My child had a twisted sense of humor. She liked to play games like ” how fast can I grab this NG tube before I get caught”. She loved to play pirates and make ” Argh” sounds, and making kissy faces at us. She was the best snuggle partner ever. She would curl up in your arms or sprawl out on your chest and just snooze, and being my child drool all over you. She would squirm herself into what I would think would be the most uncomfortable positions, but everytime you would move her to a seemingly more comfortable position she’d get herself right back to where she was before. She had to be touching you or something. No matter where you moved she would get her leg up to you to push off and kick you. She loved to have stories read to her, and she would babble with you as you read as if she was adding in details. She quickly took ownership of the rocker recliner. If she was being held while sitting, she insisted that she was rocked. She would throw herself back to get you to rock her and once you started to rock her she would continue help until she fell asleep. I sang to her a lot and she would always pitch in with me.
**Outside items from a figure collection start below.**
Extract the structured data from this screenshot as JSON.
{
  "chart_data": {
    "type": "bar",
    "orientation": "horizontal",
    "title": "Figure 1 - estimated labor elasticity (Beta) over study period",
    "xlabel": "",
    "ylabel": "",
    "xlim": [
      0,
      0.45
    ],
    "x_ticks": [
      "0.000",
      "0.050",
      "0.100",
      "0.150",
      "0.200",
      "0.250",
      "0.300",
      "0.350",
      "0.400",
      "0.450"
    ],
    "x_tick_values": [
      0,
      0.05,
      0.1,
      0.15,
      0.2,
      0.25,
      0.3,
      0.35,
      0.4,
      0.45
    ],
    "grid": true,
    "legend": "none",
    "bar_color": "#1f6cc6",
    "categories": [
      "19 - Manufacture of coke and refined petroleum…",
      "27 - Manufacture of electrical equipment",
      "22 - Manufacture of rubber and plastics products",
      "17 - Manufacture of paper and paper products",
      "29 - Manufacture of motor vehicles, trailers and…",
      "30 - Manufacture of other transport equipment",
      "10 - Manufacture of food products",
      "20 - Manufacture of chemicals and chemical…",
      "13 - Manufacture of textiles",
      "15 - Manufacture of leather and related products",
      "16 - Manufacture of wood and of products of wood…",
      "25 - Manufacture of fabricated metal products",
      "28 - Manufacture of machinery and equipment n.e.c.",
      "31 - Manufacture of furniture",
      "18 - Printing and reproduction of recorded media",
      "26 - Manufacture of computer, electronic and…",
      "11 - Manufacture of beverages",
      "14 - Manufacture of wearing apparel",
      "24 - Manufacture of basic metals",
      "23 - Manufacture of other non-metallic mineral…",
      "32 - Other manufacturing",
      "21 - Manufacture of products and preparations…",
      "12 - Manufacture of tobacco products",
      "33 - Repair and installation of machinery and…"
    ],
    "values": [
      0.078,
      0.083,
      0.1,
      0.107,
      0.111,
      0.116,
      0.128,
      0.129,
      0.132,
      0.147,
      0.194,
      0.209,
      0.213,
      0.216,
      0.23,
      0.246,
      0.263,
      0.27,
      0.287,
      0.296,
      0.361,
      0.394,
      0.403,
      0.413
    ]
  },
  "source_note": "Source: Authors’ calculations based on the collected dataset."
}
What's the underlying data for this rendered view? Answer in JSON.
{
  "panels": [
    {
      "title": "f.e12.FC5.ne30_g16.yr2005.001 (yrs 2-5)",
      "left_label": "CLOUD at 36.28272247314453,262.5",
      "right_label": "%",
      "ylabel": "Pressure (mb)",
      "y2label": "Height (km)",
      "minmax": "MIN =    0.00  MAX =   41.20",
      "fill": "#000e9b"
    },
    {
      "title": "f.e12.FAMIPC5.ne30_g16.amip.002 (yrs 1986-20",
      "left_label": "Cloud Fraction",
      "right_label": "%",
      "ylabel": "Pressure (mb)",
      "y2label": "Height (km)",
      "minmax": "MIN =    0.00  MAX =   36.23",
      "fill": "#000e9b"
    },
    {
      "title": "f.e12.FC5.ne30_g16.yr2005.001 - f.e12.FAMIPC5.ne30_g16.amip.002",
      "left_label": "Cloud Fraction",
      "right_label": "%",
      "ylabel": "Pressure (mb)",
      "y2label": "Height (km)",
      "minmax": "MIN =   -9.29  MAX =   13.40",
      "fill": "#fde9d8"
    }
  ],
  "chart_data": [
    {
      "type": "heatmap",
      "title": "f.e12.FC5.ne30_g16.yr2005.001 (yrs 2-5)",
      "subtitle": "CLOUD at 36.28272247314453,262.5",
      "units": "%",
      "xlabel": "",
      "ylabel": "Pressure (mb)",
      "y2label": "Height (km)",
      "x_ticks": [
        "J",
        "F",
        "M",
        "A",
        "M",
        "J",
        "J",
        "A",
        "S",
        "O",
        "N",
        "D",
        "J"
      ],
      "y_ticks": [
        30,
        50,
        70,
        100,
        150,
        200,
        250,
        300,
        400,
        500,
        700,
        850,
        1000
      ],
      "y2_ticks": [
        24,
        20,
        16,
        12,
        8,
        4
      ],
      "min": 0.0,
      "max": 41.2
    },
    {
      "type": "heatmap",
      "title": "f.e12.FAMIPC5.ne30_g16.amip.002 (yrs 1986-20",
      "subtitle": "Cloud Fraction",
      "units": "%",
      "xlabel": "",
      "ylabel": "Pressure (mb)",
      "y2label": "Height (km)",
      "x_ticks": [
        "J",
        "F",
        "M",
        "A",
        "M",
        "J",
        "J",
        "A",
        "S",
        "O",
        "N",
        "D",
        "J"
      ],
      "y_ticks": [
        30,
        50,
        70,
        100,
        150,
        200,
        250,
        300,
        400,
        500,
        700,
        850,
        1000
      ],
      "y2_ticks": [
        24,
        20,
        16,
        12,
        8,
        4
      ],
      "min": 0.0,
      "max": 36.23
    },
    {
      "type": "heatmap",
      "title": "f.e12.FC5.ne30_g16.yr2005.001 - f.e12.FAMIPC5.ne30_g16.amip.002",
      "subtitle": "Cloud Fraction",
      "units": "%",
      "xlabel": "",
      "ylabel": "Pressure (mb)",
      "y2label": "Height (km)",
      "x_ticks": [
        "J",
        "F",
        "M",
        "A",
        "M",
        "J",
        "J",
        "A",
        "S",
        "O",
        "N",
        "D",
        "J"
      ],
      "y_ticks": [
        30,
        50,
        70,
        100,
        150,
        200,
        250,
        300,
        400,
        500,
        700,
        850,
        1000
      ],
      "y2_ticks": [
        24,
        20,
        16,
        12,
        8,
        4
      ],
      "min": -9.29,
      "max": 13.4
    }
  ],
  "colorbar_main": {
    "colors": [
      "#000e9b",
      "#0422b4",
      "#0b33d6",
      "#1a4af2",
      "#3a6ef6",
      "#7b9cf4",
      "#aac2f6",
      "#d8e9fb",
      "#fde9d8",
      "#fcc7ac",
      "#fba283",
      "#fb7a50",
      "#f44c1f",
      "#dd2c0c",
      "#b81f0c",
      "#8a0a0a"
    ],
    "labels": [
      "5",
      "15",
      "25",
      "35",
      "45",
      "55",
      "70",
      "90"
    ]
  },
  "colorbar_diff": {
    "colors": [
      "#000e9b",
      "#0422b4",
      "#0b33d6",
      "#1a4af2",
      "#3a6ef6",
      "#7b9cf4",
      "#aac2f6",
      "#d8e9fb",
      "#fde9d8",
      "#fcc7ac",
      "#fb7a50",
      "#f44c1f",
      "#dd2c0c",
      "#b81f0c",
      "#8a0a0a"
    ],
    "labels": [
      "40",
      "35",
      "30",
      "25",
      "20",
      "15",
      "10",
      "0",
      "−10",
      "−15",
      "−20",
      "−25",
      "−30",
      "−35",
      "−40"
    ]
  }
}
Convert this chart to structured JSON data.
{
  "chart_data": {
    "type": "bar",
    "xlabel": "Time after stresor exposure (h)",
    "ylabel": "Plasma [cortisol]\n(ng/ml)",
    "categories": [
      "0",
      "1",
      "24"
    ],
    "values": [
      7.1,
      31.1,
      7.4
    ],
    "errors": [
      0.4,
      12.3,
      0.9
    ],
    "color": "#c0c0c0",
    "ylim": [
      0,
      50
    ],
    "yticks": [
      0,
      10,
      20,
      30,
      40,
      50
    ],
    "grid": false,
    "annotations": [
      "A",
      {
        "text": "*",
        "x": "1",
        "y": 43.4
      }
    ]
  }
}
If she was fussy I could start singing her “you are my sunshine” and typically she would settle down and start babbling with me trying to finish the song. I loved nights that we didn’t have nurses because she would sleep in bed with me, she would wake up and start throwing her arm around as if she was trying to find me in bed. As soon as I grabbed her little hand and let her know I was right there with her she would close her eyes and go back to sleep.
Although Adia’s life was short, and traumatic, she was so strong and she led me. At the end, she let me know that she was tired and couldn’t fight anymore. She had just enough strength before her last heart beat to babble to me and her daddy letting us know she was going to be alright. Although Adia’s life was not what we had imagined, I couldn’t imagine my life never having her just the way she was, perfectly imperfect. There are many things and milestones she never got to do or reach that most kids do, but she surpassed most kids in so many different ways. She forever will be my hero, my heart.